Animax wird in Deutschland zum Sendestart nur in den Kabelnetzen von Unity Media (Ish, Iesy) zu sehen sein. Niemann verhandelt derzeit mit weiteren Kabelkonzernen. „Wir sind zuversichtlich, noch in diesem Jahr zu Ergebnissen zu kommen“, sagt der 40-Jährige. Nach Branchenangaben investiert Sony für den neuen Sender eine einstellige Millionen-Euro-Summe. Neu ist die Idee eines Anime-Kanals nicht.

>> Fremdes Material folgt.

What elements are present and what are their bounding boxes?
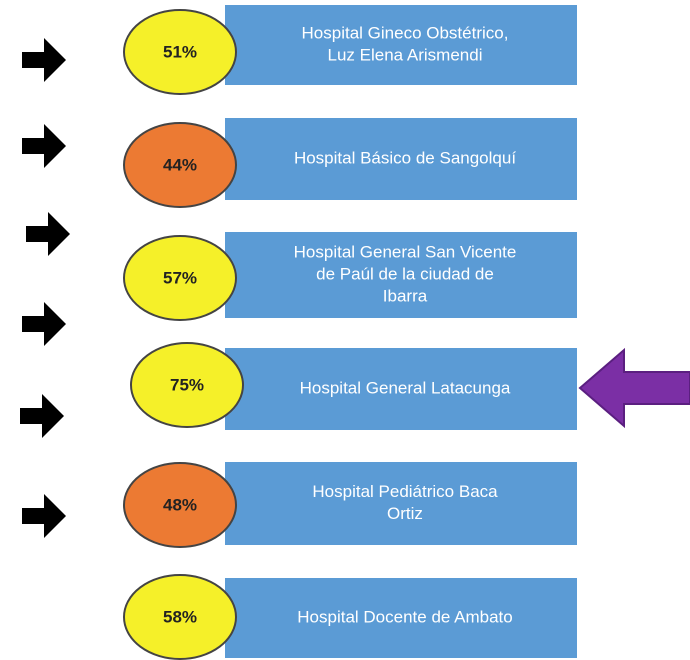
highlight-arrow bbox=[578, 347, 690, 429]
label-box bbox=[225, 348, 577, 430]
percent-circle bbox=[130, 342, 244, 428]
item: 48% Hospital Pediátrico Baca Ortiz bbox=[123, 462, 577, 548]
item: 57% Hospital General San Vicente de Paúl d… bbox=[123, 232, 577, 321]
arrow bbox=[22, 124, 66, 168]
percent: 75% bbox=[170, 375, 204, 394]
percent: 58% bbox=[163, 607, 197, 626]
arrow bbox=[20, 394, 64, 438]
label-box bbox=[225, 462, 577, 545]
arrow bbox=[22, 302, 66, 346]
percent-circle bbox=[123, 574, 237, 660]
percent: 51% bbox=[163, 42, 197, 61]
label-box bbox=[225, 232, 577, 318]
label: de Paúl de la ciudad de bbox=[316, 264, 494, 283]
arrow bbox=[22, 38, 66, 82]
arrow bbox=[26, 212, 70, 256]
label: Hospital Gineco Obstétrico, bbox=[302, 23, 509, 42]
item: 58% Hospital Docente de Ambato bbox=[123, 574, 577, 660]
label: Hospital General San Vicente bbox=[294, 242, 517, 261]
percent-circle bbox=[123, 235, 237, 321]
label: Luz Elena Arismendi bbox=[328, 45, 483, 64]
label: Hospital Pediátrico Baca bbox=[312, 482, 498, 501]
label-box bbox=[225, 118, 577, 200]
label: Hospital Básico de Sangolquí bbox=[294, 148, 516, 167]
label: Hospital General Latacunga bbox=[300, 378, 511, 397]
percent-circle bbox=[123, 122, 237, 208]
label: Ibarra bbox=[383, 286, 428, 305]
item: 51% Hospital Gineco Obstétrico, Luz Elena … bbox=[123, 5, 577, 95]
percent: 48% bbox=[163, 495, 197, 514]
label-box bbox=[225, 578, 577, 658]
left-arrows bbox=[20, 38, 70, 538]
percent: 57% bbox=[163, 268, 197, 287]
percent-circle bbox=[123, 462, 237, 548]
percent-circle bbox=[123, 9, 237, 95]
label: Ortiz bbox=[387, 504, 423, 523]
item: 44% Hospital Básico de Sangolquí bbox=[123, 118, 577, 208]
percent: 44% bbox=[163, 155, 197, 174]
label-box bbox=[225, 5, 577, 85]
arrow bbox=[22, 494, 66, 538]
item: 75% Hospital General Latacunga bbox=[130, 342, 577, 430]
label: Hospital Docente de Ambato bbox=[297, 607, 512, 626]
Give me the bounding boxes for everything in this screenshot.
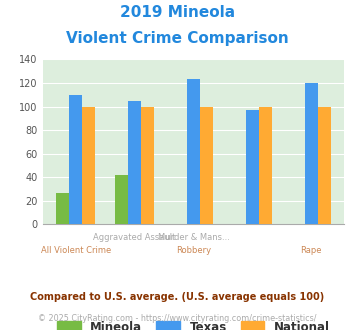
Bar [259, 107, 272, 224]
Bar [200, 107, 213, 224]
Bar [318, 107, 331, 224]
Bar [56, 193, 69, 224]
Text: 2019 Mineola: 2019 Mineola [120, 5, 235, 20]
Text: © 2025 CityRating.com - https://www.cityrating.com/crime-statistics/: © 2025 CityRating.com - https://www.city… [38, 314, 317, 323]
Text: All Violent Crime: All Violent Crime [40, 246, 111, 255]
Bar [82, 107, 95, 224]
Bar [246, 110, 259, 224]
Bar [128, 101, 141, 224]
Bar [115, 175, 128, 224]
Bar [305, 83, 318, 224]
Bar [141, 107, 154, 224]
Text: Murder & Mans...: Murder & Mans... [158, 233, 229, 242]
Legend: Mineola, Texas, National: Mineola, Texas, National [52, 316, 335, 330]
Bar [69, 95, 82, 224]
Text: Compared to U.S. average. (U.S. average equals 100): Compared to U.S. average. (U.S. average … [31, 292, 324, 302]
Text: Rape: Rape [300, 246, 322, 255]
Bar [187, 80, 200, 224]
Text: Violent Crime Comparison: Violent Crime Comparison [66, 31, 289, 46]
Text: Robbery: Robbery [176, 246, 211, 255]
Text: Aggravated Assault: Aggravated Assault [93, 233, 176, 242]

Bereits vor fünf Jahren wollte der damalige RTL- 2-Chef Josef Andorfer einen Kanal mit japanischen Animationsfilmen ins Leben rufen.

Sony spielt bisher auf dem deutschen TV-Markt nur eine Nebenrolle. Im November 2004 startet der Konzern, der in Hollywood über ein eigenes Filmstudio („Spiderman“) verfügt, den Actionkanal AXN. Allerdings schreibt der Sender noch rote Zahlen, berichten Branchenkenner.

Der Start eines Anime-Kanals ist Teil einer Expansionsstrategie Sonys nach Europa. Konzerninsider berichten, dass noch in diesem Jahr Animax auch in anderen europäischen Ländern starten soll. Im Gespräch seien Italien, Spanien und Frankreich.

Sony verspricht sich davon eine bessere Stellung im internationalen Fernsehgeschäft. Andere Konzerne verfügen über deutlich mehr Kanäle in Deutschland. Beispielsweise ist Disney am Kindersender Super RTL und den „Big-Brother“-Sender RTL 2 beteiligt und betreibt eine Reihe von kleinen Bezahlsendern. Dem Medienriese Viacom gehören die Musiksender MTV und Viva sowie der Kindersender Nick. Der weltgrößte Medienkonzern Time Warner betreibt den Nachrichtensender CNN und eine Reihe kleinerer Bezahlkanäle.